With their new’ product mindset’, sales and marketing teams aren’t just there to sell – now they have an ear to the market as well. This helps them answer important product-related questions, such as: What’s happening in the industry? What are competitors doing? What is your product’s main differentiator, and what is it missing? 

The customer success team is no longer just preventing customers from churning or encouraging them to renew. They are now actively trying to understand the gap between customer needs and the product’s capabilities, clarifying where the product falls short for the product team.

The support team is no longer merely reacting to customer issues. Instead, they are taking a more proactive approach, listening for usability pains to share with the product team. 

This new approach takes a concerted effort, and it won’t happen overnight. But with the right training, you can teach your customer-facing teams how to ask the right questions and participate in mature conversations around user insights. Once you build this culture, everyone becomes an extension of the product team.

The dos and don’ts of submitting user insights

The goal is to get your entire company involved in sharing user insights. But what does valuable input look like? Here are a few tips from the productboard team.

  • Do take the initiative to share the feedback rather than relying on product makers to do it based on casual conversations or topics discussed in meetings. 
  • Do provide feedback with context to make it actionable. 
  • Do be ready to participate in follow-up conversations with members of the project team.
  • Don’t simply pass on a feature request like, “We need a Salesforce integration.” Instead, provide details and context around the problem and the people it is affecting. 
  • Don’t create your own tags to categorize feedback. Only use tags provided by the team.

Getting to the bottom of what users really need

Customers are often opinionated about your product and the direction you should take it in. Unfortunately, they’re usually wrong. Why? Because when customers ask for a feature, they envision the ideal solution for their own needs.

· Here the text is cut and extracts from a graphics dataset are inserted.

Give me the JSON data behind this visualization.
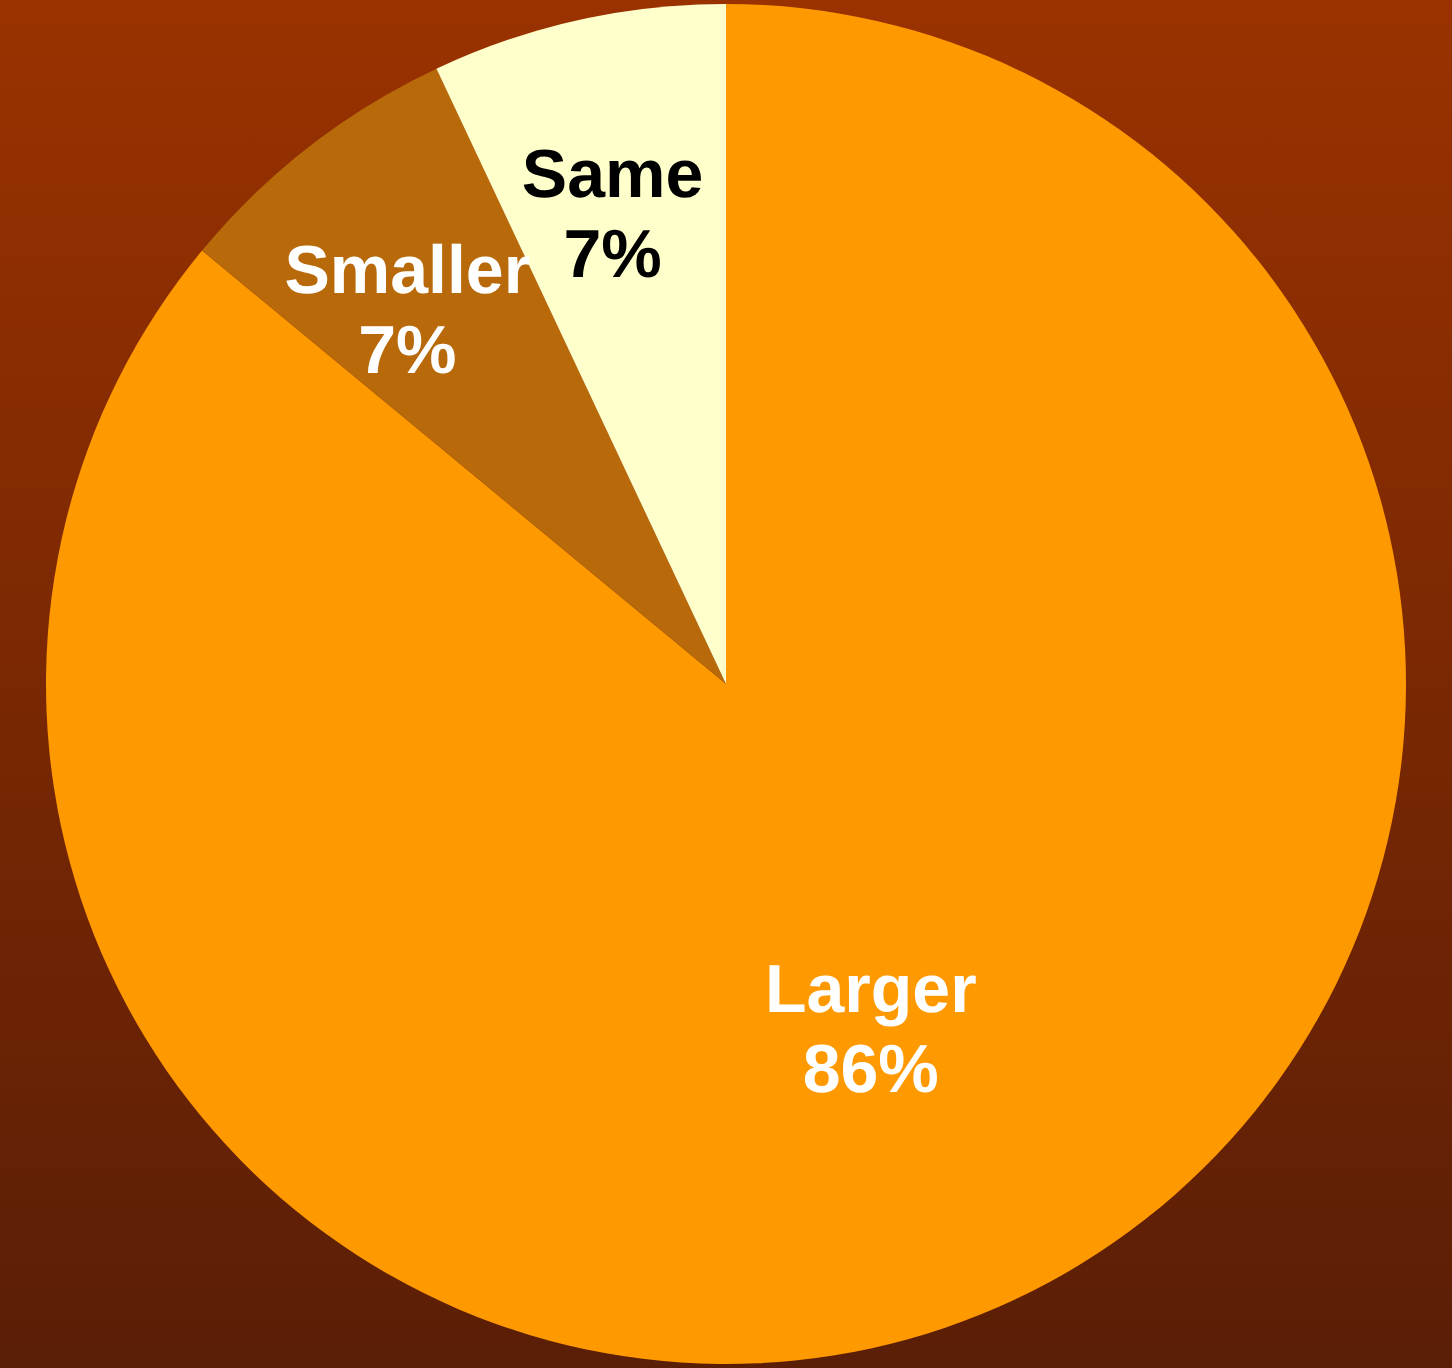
{
  "chart_data": {
    "type": "pie",
    "categories": [
      "Larger",
      "Smaller",
      "Same"
    ],
    "values": [
      86,
      7,
      7
    ],
    "colors": [
      "#ff9900",
      "#b8690a",
      "#ffffcc"
    ],
    "value_labels": [
      "86%",
      "7%",
      "7%"
    ]
  }
}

Perhaps because we humans assume our own needs represent objective, universal problems, we overestimate others’ ability to understand them. Why else would so many customers be willing to take the time to compose a message, but then leave out key details surrounding why they need the solution they’re requesting? You can’t rely on customers to explain their needs to you. You need to dig deeper and unearth them yourself.

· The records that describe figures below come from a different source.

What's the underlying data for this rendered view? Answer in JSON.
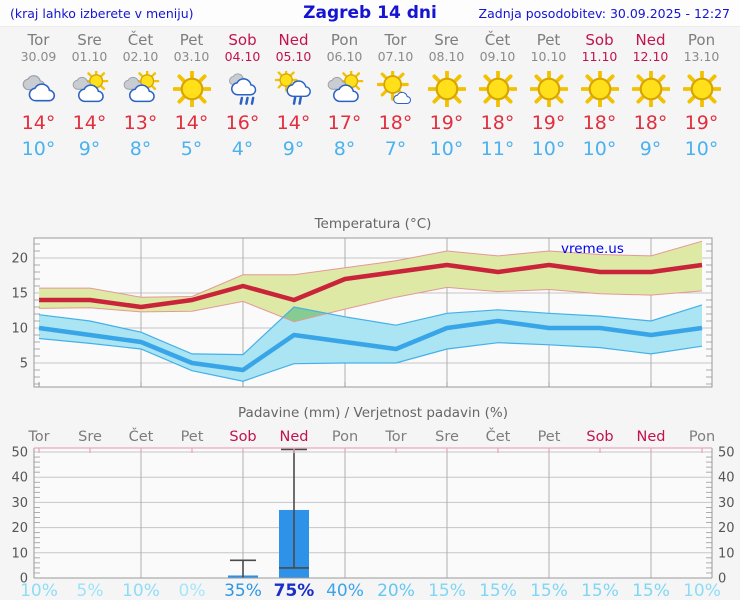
{
  "header": {
    "left_note": "(kraj lahko izberete v meniju)",
    "title": "Zagreb 14 dni",
    "last_update": "Zadnja posodobitev: 30.09.2025 - 12:27"
  },
  "watermark": "vreme.us",
  "colors": {
    "header_blue": "#1414d2",
    "weekday_gray": "#7d7d7d",
    "weekend_red": "#c2134f",
    "temp_max_text": "#e12f3f",
    "temp_min_text": "#4ab2ef",
    "max_line": "#c9243a",
    "max_band_fill": "#dde9a4",
    "max_band_edge": "#e59898",
    "min_line": "#38a5e8",
    "min_band_fill": "#abe4f2",
    "min_band_edge": "#44b0e8",
    "band_overlap": "#86cc90",
    "bar_fill": "#2e92e8",
    "whisker": "#4a4a4a",
    "grid_h": "#c6c6c6",
    "grid_v": "#b0b0b0",
    "axis_border": "#999999",
    "axis_label": "#555555",
    "chart_title": "#666666",
    "pink_axis": "#e9a9b9",
    "watermark_blue": "#0000ee",
    "plot_bg": "#fafafa"
  },
  "days": [
    {
      "name": "Tor",
      "date": "30.09",
      "weekend": false,
      "icon": "cloudy",
      "tmax": "14°",
      "tmin": "10°"
    },
    {
      "name": "Sre",
      "date": "01.10",
      "weekend": false,
      "icon": "partly-cloudy",
      "tmax": "14°",
      "tmin": "9°"
    },
    {
      "name": "Čet",
      "date": "02.10",
      "weekend": false,
      "icon": "partly-cloudy",
      "tmax": "13°",
      "tmin": "8°"
    },
    {
      "name": "Pet",
      "date": "03.10",
      "weekend": false,
      "icon": "sun",
      "tmax": "14°",
      "tmin": "5°"
    },
    {
      "name": "Sob",
      "date": "04.10",
      "weekend": true,
      "icon": "rain",
      "tmax": "16°",
      "tmin": "4°"
    },
    {
      "name": "Ned",
      "date": "05.10",
      "weekend": true,
      "icon": "sun-rain",
      "tmax": "14°",
      "tmin": "9°"
    },
    {
      "name": "Pon",
      "date": "06.10",
      "weekend": false,
      "icon": "partly-cloudy",
      "tmax": "17°",
      "tmin": "8°"
    },
    {
      "name": "Tor",
      "date": "07.10",
      "weekend": false,
      "icon": "sun-small-cloud",
      "tmax": "18°",
      "tmin": "7°"
    },
    {
      "name": "Sre",
      "date": "08.10",
      "weekend": false,
      "icon": "sun",
      "tmax": "19°",
      "tmin": "10°"
    },
    {
      "name": "Čet",
      "date": "09.10",
      "weekend": false,
      "icon": "sun",
      "tmax": "18°",
      "tmin": "11°"
    },
    {
      "name": "Pet",
      "date": "10.10",
      "weekend": false,
      "icon": "sun",
      "tmax": "19°",
      "tmin": "10°"
    },
    {
      "name": "Sob",
      "date": "11.10",
      "weekend": true,
      "icon": "sun",
      "tmax": "18°",
      "tmin": "10°"
    },
    {
      "name": "Ned",
      "date": "12.10",
      "weekend": true,
      "icon": "sun",
      "tmax": "18°",
      "tmin": "9°"
    },
    {
      "name": "Pon",
      "date": "13.10",
      "weekend": false,
      "icon": "sun",
      "tmax": "19°",
      "tmin": "10°"
    }
  ],
  "chart_data": [
    {
      "type": "line",
      "title": "Temperatura (°C)",
      "categories": [
        "Tor 30.09",
        "Sre 01.10",
        "Čet 02.10",
        "Pet 03.10",
        "Sob 04.10",
        "Ned 05.10",
        "Pon 06.10",
        "Tor 07.10",
        "Sre 08.10",
        "Čet 09.10",
        "Pet 10.10",
        "Sob 11.10",
        "Ned 12.10",
        "Pon 13.10"
      ],
      "ylabel": "°C",
      "ylim": [
        1.6,
        22.9
      ],
      "yticks": [
        5,
        10,
        15,
        20
      ],
      "grid": true,
      "legend_position": "none",
      "series": [
        {
          "name": "max temperatura",
          "values": [
            14,
            14,
            13,
            14,
            16,
            14,
            17,
            18,
            19,
            18,
            19,
            18,
            18,
            19
          ],
          "band_upper": [
            15.7,
            15.7,
            14.4,
            14.5,
            17.6,
            17.6,
            18.6,
            19.6,
            21.0,
            20.3,
            21.0,
            20.5,
            20.3,
            22.4
          ],
          "band_lower": [
            12.8,
            12.9,
            12.3,
            12.4,
            13.8,
            10.9,
            12.7,
            14.4,
            15.8,
            15.2,
            15.5,
            14.9,
            14.7,
            15.3
          ]
        },
        {
          "name": "min temperatura",
          "values": [
            10,
            9,
            8,
            5,
            4,
            9,
            8,
            7,
            10,
            11,
            10,
            10,
            9,
            10
          ],
          "band_upper": [
            11.9,
            11.0,
            9.4,
            6.3,
            6.2,
            13.0,
            11.6,
            10.4,
            12.1,
            12.6,
            12.1,
            11.7,
            11.0,
            13.3
          ],
          "band_lower": [
            8.5,
            7.8,
            7.0,
            3.9,
            2.4,
            4.9,
            5.0,
            5.0,
            7.0,
            7.9,
            7.6,
            7.2,
            6.3,
            7.4
          ]
        }
      ]
    },
    {
      "type": "bar",
      "title": "Padavine (mm) / Verjetnost padavin (%)",
      "categories": [
        "Tor",
        "Sre",
        "Čet",
        "Pet",
        "Sob",
        "Ned",
        "Pon",
        "Tor",
        "Sre",
        "Čet",
        "Pet",
        "Sob",
        "Ned",
        "Pon"
      ],
      "weekend_flags": [
        false,
        false,
        false,
        false,
        true,
        true,
        false,
        false,
        false,
        false,
        false,
        true,
        true,
        false
      ],
      "values_mm": [
        0,
        0,
        0,
        0,
        1,
        27,
        0,
        0,
        0,
        0,
        0,
        0,
        0,
        0
      ],
      "range_mm": [
        [
          0,
          0
        ],
        [
          0,
          0
        ],
        [
          0,
          0
        ],
        [
          0,
          0
        ],
        [
          0,
          7
        ],
        [
          4,
          51
        ],
        [
          0,
          0
        ],
        [
          0,
          0
        ],
        [
          0,
          0
        ],
        [
          0,
          0
        ],
        [
          0,
          0
        ],
        [
          0,
          0
        ],
        [
          0,
          0
        ],
        [
          0,
          0
        ]
      ],
      "probability_pct": [
        10,
        5,
        10,
        0,
        35,
        75,
        40,
        20,
        15,
        15,
        15,
        15,
        15,
        10
      ],
      "probability_colors": [
        "#8edcf6",
        "#9ce3f8",
        "#8edcf6",
        "#a5e7f9",
        "#2e96e4",
        "#1b2ec8",
        "#3ba4ea",
        "#63c9f0",
        "#7ed7f4",
        "#7ed7f4",
        "#7ed7f4",
        "#7ed7f4",
        "#7ed7f4",
        "#8edcf6"
      ],
      "ylim": [
        0,
        51.6
      ],
      "yticks": [
        0,
        10,
        20,
        30,
        40,
        50
      ],
      "grid": true
    }
  ]
}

There are several frameworks to help you do this. Product thought leader Rich Mironov, for example, frequently uses the jobs-to-be-done framework. This helps him get to the heart of customer needs by reframing their relationship to their problems.

The ‘5 Whys’ method is another, and one we like to use at productboard. Here’s how it works:

To identify customer needs, always ask why, then ask why again, sometimes ask a third time, and on occasion once or twice more after that. Uncovering customer needs is a multi-step process, and the trick is asking why in the right way. Each follow-up question you ask should serve to dig one level deeper towards uncovering the core user need at play. 

Nothing helps product managers uncover new customer needs quite like a genuine fascination with the problems they’re solving. And that’s something that gets built up one question at a time, over months or years of becoming an expert in a given space. 

The good news is that this process doesn’t just involve product makers. You’ll be getting help from other people and teams throughout your organization. And while it might take time to build a culture where everyone has a ‘product mindset,’ the results will be worth it.